Sementara itu, hati keluarga sudah runtuh duluan.
Yang menculik Alvaro bukan orang asing. Bukan sindikat. Bukan pemangsa anak yang berkeliaran di internet.
Tidak.
Polisi menyebut pelakunya adalah ayah tirinya sendiri: Alex Iskandar.
Yang selama ini membelikan mainan.
Yang selama ini menggendong Alvaro pulang.
Yang selama ini dianggap keluarga.
Sekarang: ia ditahan.
Belum diketahui apakah ia juga yang mengakhiri hidup anak kecil itu. Polisi masih menyelidiki. Tapi publik sudah lebih dulu memvonis.
Tugimin—kakek yang merawat Alvaro sejak kecil—hanya menatap kosong saat ditanya wartawan.
“Sangat terpukul saya… syok sekali,” katanya.
Kalimatnya pendek-pendek. Tapi jatuhnya berat.

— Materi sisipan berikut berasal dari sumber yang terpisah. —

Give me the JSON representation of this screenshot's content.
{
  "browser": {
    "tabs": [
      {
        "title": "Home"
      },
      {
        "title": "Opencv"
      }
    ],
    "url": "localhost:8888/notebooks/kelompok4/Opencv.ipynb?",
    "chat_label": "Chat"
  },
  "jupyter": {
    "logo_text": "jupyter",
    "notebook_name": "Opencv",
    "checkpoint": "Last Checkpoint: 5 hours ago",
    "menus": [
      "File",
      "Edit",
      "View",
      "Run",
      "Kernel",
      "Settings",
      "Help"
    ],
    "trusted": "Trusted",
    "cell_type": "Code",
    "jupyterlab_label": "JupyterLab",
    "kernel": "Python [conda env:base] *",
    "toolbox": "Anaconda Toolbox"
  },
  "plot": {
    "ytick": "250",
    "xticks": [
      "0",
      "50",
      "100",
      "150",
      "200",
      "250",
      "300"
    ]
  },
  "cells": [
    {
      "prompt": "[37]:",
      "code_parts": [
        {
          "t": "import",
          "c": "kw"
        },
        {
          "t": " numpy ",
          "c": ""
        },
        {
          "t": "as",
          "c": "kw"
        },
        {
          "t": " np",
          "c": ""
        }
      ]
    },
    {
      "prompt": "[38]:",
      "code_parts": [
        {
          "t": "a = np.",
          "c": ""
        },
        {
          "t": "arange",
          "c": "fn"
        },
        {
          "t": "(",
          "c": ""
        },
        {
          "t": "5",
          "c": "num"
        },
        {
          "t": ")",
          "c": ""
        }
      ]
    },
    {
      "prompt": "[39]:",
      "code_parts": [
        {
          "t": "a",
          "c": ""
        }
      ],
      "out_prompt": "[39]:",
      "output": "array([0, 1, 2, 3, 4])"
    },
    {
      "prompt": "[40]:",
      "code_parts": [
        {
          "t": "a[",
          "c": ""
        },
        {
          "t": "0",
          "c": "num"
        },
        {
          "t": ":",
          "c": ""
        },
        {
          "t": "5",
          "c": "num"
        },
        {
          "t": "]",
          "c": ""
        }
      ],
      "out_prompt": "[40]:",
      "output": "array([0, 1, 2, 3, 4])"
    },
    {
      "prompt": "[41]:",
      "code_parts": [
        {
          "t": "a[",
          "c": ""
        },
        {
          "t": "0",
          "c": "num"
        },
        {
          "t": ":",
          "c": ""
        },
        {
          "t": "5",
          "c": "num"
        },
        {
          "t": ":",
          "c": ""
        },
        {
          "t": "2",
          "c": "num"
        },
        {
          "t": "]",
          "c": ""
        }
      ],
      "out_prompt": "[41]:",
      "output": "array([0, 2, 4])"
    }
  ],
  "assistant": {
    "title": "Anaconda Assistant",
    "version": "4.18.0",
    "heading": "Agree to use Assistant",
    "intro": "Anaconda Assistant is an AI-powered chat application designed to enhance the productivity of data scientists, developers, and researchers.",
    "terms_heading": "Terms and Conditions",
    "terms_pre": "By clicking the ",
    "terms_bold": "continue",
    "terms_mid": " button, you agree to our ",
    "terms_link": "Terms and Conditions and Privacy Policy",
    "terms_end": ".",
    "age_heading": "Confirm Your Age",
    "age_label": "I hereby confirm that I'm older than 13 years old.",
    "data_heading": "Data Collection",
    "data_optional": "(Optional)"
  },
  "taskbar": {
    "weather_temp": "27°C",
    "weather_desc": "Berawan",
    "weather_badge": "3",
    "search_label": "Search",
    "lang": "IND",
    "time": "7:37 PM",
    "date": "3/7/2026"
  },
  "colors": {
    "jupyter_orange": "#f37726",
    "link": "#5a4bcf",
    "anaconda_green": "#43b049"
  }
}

Mungkin karena ia tidak lagi bicara sebagai narasumber berita.
Ia bicara sebagai kakek yang kehilangan cucunya.
Keluarga menyebut sifat Alex hanya satu: cemburuan.
Ia marah bila telepon tidak diangkat. Marah bila merasa diabaikan. Marah bila pikirannya mengarang cerita yang tak ada.

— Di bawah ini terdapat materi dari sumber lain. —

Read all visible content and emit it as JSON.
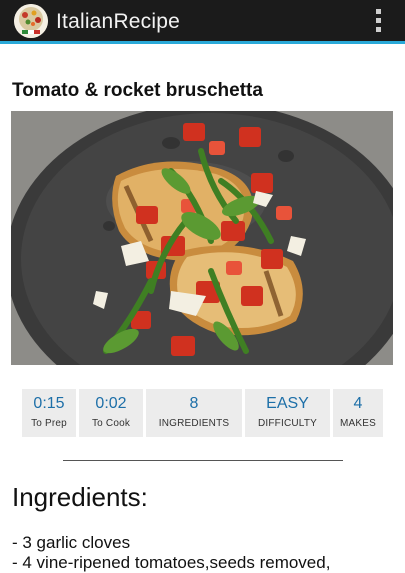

“Cemburunya besar,” kata Tugimin.
Dan seperti banyak tragedi domestik lain: semuanya dimulai dari kecurigaan. Kecurigaan yang tumbuh menjadi api. Api yang akhirnya membakar semua—bahkan yang tidak bersalah. Termasuk seorang anak 6 tahun.
Jika benar kerangka itu Alvaro, maka pencarian telah selesai. Tapi bukan dalam cara yang diinginkan siapa pun.
Jakarta—yang sibuk, ramai, dan cepat—hari ini berhenti sejenak. Untuk satu nama kecil: Alvaro Kiano Nugroho.
Ia tidak pulang dengan langkah kecil dan tawa cerianya. Ia pulang dalam sunyi.